Özgüvenleri olmadığı için -ki bu durum son derece doğaldır; zira sınıf bilinci olmayan, sınıfına, örgütüne, ideolojisine güvenmeyen bir "devrimcinin", kesif bir güvensizlik dumanı içinde boğucu bir yaşam sürdürmekten başka hiç bir şansı yoktur- hiç kimseye de güvenmezler. Bütün ilişkileri çıkar ve hesap üzerine kurulmuştur ve insanlarla sosyalist, devrimci ilişkiler değil, kendilerine göre hesap kitap ilişkileri kururlar.

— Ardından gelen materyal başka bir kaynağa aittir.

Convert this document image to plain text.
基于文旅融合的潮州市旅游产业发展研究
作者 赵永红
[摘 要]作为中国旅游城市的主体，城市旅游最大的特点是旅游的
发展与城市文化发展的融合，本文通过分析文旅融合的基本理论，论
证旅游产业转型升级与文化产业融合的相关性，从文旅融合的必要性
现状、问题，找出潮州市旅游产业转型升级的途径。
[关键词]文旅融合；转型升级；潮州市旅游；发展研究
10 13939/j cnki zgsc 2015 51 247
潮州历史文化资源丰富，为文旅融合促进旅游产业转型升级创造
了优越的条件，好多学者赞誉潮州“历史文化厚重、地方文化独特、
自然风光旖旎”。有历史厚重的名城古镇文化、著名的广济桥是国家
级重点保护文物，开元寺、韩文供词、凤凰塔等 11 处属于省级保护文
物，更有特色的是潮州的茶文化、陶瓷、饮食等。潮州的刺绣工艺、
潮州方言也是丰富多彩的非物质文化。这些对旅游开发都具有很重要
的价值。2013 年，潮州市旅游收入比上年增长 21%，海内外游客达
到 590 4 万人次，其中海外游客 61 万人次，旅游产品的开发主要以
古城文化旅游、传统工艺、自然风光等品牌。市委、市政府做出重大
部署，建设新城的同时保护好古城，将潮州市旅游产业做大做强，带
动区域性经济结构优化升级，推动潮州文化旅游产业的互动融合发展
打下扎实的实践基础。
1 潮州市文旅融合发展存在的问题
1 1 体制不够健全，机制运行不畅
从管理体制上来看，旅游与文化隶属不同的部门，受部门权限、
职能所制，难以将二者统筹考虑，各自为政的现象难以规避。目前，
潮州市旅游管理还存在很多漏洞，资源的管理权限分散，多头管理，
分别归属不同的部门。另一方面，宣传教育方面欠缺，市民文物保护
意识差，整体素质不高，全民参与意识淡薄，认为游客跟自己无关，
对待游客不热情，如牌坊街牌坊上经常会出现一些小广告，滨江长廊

Sevgisizlikleri ve emeğe karşı, örgütlerine, birimiklere karşı saygısızlıkları, tehlikeli bir güvensizlik ağıyla örülür. Örgütsel kollektiviteye asla katlanamazlar ve birlikte çalışmaya, disiplin kurallarına tahammül edemezler. Onlar, ancak hükmedebilecekleri insanları "severler". Bu suni yakınlıkları ve"sevgileri", en ufak bir problemde tuzla buz olur.
Onlar, örgütsel otorite karşısında bir kuzu gibidirler. Genellikle otoriteye klasik halk deyimiyle yağcılıkta üstlerine yoktur ama ilişkiler içinde sinsice örgüt ve yağcılıklarını yaptıkları organlar aleyhinde propaganda yürütürler. Bu davranış tarzı, çirkinliklerini sergiledikleri ve bir yönden de onların kolay teşhisleri için ipucu olan tipikliklerin başında gelir. Bu tarz davranışlarla karşılaşan samimi militanlar, sözkonusu eleştirilerini örgüte iletip iletmediklerini soracak olurlarsa, "kuşkusuz ilettiklerini, hatta çok daha geniş ve detaylı konuştuklarını vb" söylerler. Onların örgütsel kurumlara karşı gösterdikleri yapay ve abartılı "sadakat" ile ilişkiler içerisinde örgüt ve örgüt kurumları aleyhine yürüttükleri söylem tarzının çeliskisi, mutlaka yakalanmalıdır ve bu tür davranış bozuklukları karşısında alabildiğine acımasız olunmalı, çok acil sonuçlara varılmalıdır.
Bu tür unsurların dayanak noktalarından biri de; hemşerilik ve akrabalık ilişkileridir. Aynı çarpıklığın bir diğer tezahürü, bölgecilik olarak pratik kazanabilir. Bu tür unsurlar, devrimci bir birey, sosyalist bir militan olarak işlevleriyle ve üretimleriyle halkın, örgütün önüne çıkma olanakları olmadığı için ve zaaflarını örtecek bir çevreye, bir perdeye gereksinimleri olduğu için; özel, yakın feodal ilişkiler geliştirmeye çalışırlar. Davranışlarına, yanlışlarına ve zaaflarına yönelik olarak örgüt kurumlarının alacağı tedbirlere karşı bu tarz ilişkilerini kullanmaya çalışırlar.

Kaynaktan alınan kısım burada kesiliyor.